June 16, 2016
Quebec’s very first vertical aquaponics farm was launched at Place Shamrock in the Jean Talon Market, on June 15, an initiative by a social enterprise called ÉAU (Écosystèmes Alimentaires urbains).
After two years of hard work, this is a dream come true for entrepreneurs Émilie Nollet, a PhD student in Administration (majoring in Management) at HEC Montréal specializing in environmentally friendly food production and efforts to combat social exclusion, and Olivier Demers-Dubé, an urban agriculture and aquaponics expert. At the launch, they introduced some 250 participants to their agricultural and urban revolution.
Their educational farm, created from a sustainable development perspective, combines aquaculture technology with hydroponics, one of the world’s most efficient production methods, to grow fresh, local and organic produce. The Place Shamrock farm also meets circular economy criteria, since it was built using recycled containers. It has some 400 fruit and vegetable plants growing on the upper level, while 500 tilapia are being raised on the lower level.

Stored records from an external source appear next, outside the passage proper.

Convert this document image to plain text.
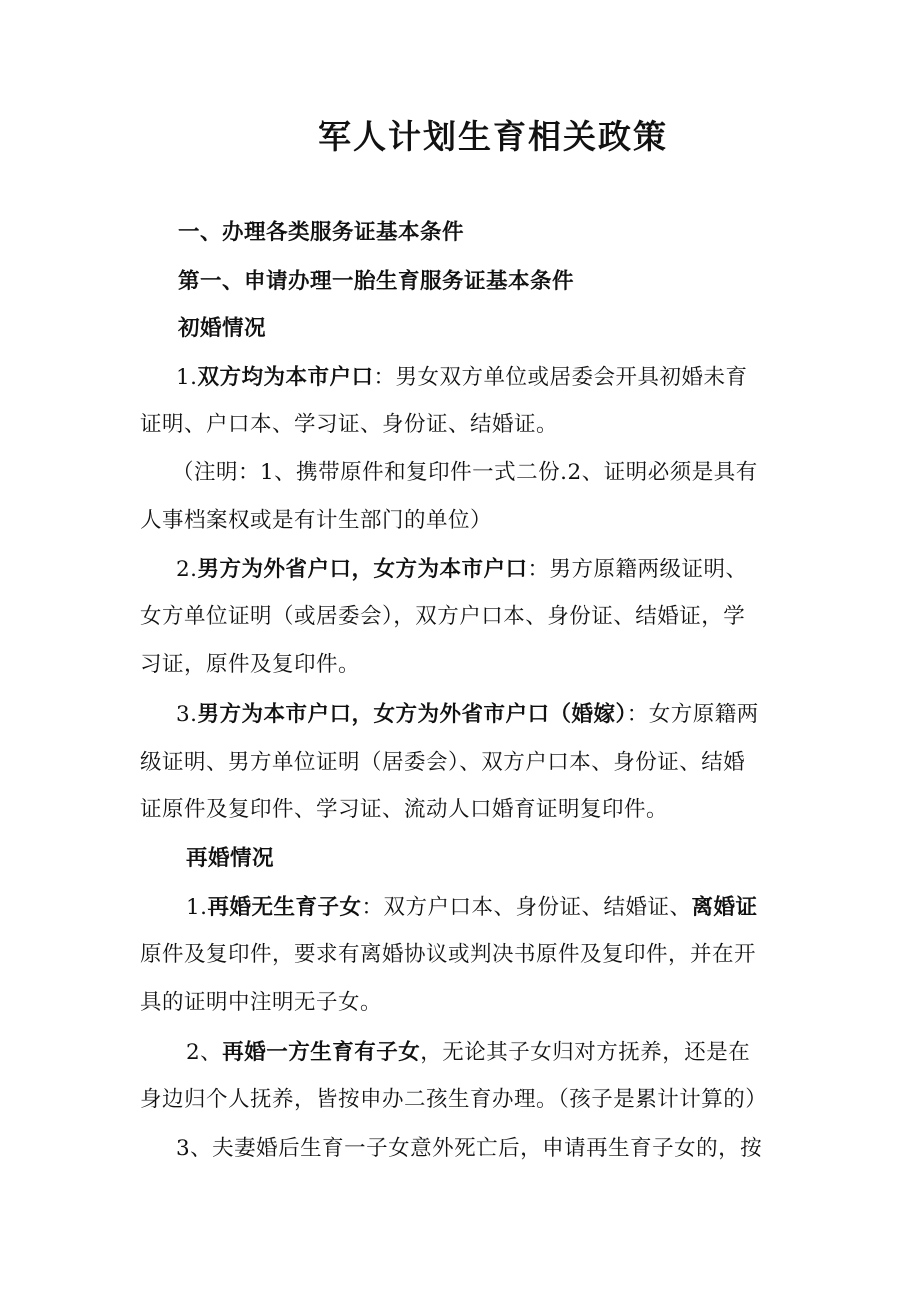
军人计划生育相关政策
一、办理各类服务证基本条件
第一、申请办理一胎生育服务证基本条件
初婚情况
1.双方均为本市户口：男女双方单位或居委会开具初婚未育
证明、户口本、学习证、身份证、结婚证。
（注明：1、携带原件和复印件一式二份.2、证明必须是具有
人事档案权或是有计生部门的单位）
2.男方为外省户口，女方为本市户口：男方原籍两级证明、
女方单位证明（或居委会），双方户口本、身份证、结婚证，学
习证，原件及复印件。
3.男方为本市户口，女方为外省市户口（婚嫁）：女方原籍两
级证明、男方单位证明（居委会）、双方户口本、身份证、结婚
证原件及复印件、学习证、流动人口婚育证明复印件。
再婚情况
1.再婚无生育子女：双方户口本、身份证、结婚证、离婚证
原件及复印件，要求有离婚协议或判决书原件及复印件，并在开
具的证明中注明无子女。
2、再婚一方生育有子女，无论其子女归对方抚养，还是在
身边归个人抚养，皆按申办二孩生育办理。（孩子是累计计算的）
3、夫妻婚后生育一子女意外死亡后，申请再生育子女的，按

The Place Shamrock educational farm, in the Jean Talon Market.
Agrifood farming based on aquaponics combines aquaculture (raising aquatic animals, like fish) and hydroponics (growing plants without soil). This ecological approach uses 80% less water than industrial agriculture, and is possible year-round, among other advantages. The fish, fruit and vegetables grown in this way are produced without any fertilizers or pesticides, making for a healthy and balanced diet.

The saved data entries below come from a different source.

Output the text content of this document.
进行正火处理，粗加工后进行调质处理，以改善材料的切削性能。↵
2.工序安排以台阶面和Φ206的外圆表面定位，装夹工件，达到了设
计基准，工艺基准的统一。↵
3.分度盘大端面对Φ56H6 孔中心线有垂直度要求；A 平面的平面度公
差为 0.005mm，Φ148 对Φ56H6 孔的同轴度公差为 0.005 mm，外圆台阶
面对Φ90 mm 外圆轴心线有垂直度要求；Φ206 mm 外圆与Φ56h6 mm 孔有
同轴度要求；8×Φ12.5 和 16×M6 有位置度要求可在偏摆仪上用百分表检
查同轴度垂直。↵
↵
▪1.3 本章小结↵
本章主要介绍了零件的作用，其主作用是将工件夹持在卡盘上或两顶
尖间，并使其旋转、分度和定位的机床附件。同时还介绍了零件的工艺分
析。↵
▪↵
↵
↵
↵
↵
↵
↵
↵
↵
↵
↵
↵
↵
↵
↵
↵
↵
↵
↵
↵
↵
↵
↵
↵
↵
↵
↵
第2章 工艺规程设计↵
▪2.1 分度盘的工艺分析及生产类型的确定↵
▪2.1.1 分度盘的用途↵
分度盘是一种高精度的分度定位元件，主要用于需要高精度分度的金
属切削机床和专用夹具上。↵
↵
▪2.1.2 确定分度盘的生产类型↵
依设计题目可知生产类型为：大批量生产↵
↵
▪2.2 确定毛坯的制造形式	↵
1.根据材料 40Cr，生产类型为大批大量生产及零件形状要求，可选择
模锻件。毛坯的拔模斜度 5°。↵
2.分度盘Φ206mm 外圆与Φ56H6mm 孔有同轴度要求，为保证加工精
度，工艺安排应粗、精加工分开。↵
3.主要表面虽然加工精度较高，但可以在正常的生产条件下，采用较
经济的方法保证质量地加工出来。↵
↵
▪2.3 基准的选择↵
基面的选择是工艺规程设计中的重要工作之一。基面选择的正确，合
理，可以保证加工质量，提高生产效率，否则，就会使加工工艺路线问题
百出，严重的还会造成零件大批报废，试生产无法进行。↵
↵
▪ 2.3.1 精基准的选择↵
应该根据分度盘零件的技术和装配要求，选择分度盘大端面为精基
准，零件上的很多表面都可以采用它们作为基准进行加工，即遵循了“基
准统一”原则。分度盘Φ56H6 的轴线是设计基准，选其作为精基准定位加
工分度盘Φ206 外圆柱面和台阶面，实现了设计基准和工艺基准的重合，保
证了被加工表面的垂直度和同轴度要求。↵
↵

“Aquaponics is still relatively unknown to the public and to researchers. That’s perhaps because it combines several fields of expertise (fish farming, horticulture, greenhouse production, etc.) and is itself a new science that we’re just starting to explore. Right now it’s like the first computers, back when you had to be an engineer to make the system work. With ÉAU, we’re committed to conducting R&D to make aquaponics the MacBook Pro of food production systems, and to make it widely available,” Demers-Dubé explains.
An initiative backed by the National Bank – HEC Montréal Accelerator program
To get their project off the ground, Nollet and Demers-Dubé called on the experts at the National Bank | HEC Montréal Institute for Entrepreneurship (IEBN), as part of the National Bank – HEC Montréal Accelerator program, to develop an economically viable urban agriculture business.
The Accelerator program, founded to support entrepreneurs and accelerate innovative business ideas, helped them create a solid company that reflects their commitment to urban agriculture.
“The Institute’s team led by Manaf Bouchentouf coached us, helping us to weed out our weaker ideas and focus on more promising ones when we were starting out. Thanks for believing in us and in our potential, for encouraging us!” said Nollet at the launch.
ÉAU farm products on your plate
Products grown at the ÉAU farm will be available from June to October 2016. Any surplus will go to local organizations. The company is also planning guided tours and workshops to introduce people to urban agriculture, a varied program that is sure to give all visitors to the farm “food” for thought.
Some of the plants grown on the ÉAU farm.
Lastly, HEC Montréal is proud to salute the drive and enthusiasm of this innovative social enterprise, and hopes that ÉAU’s founders will have a productive summer!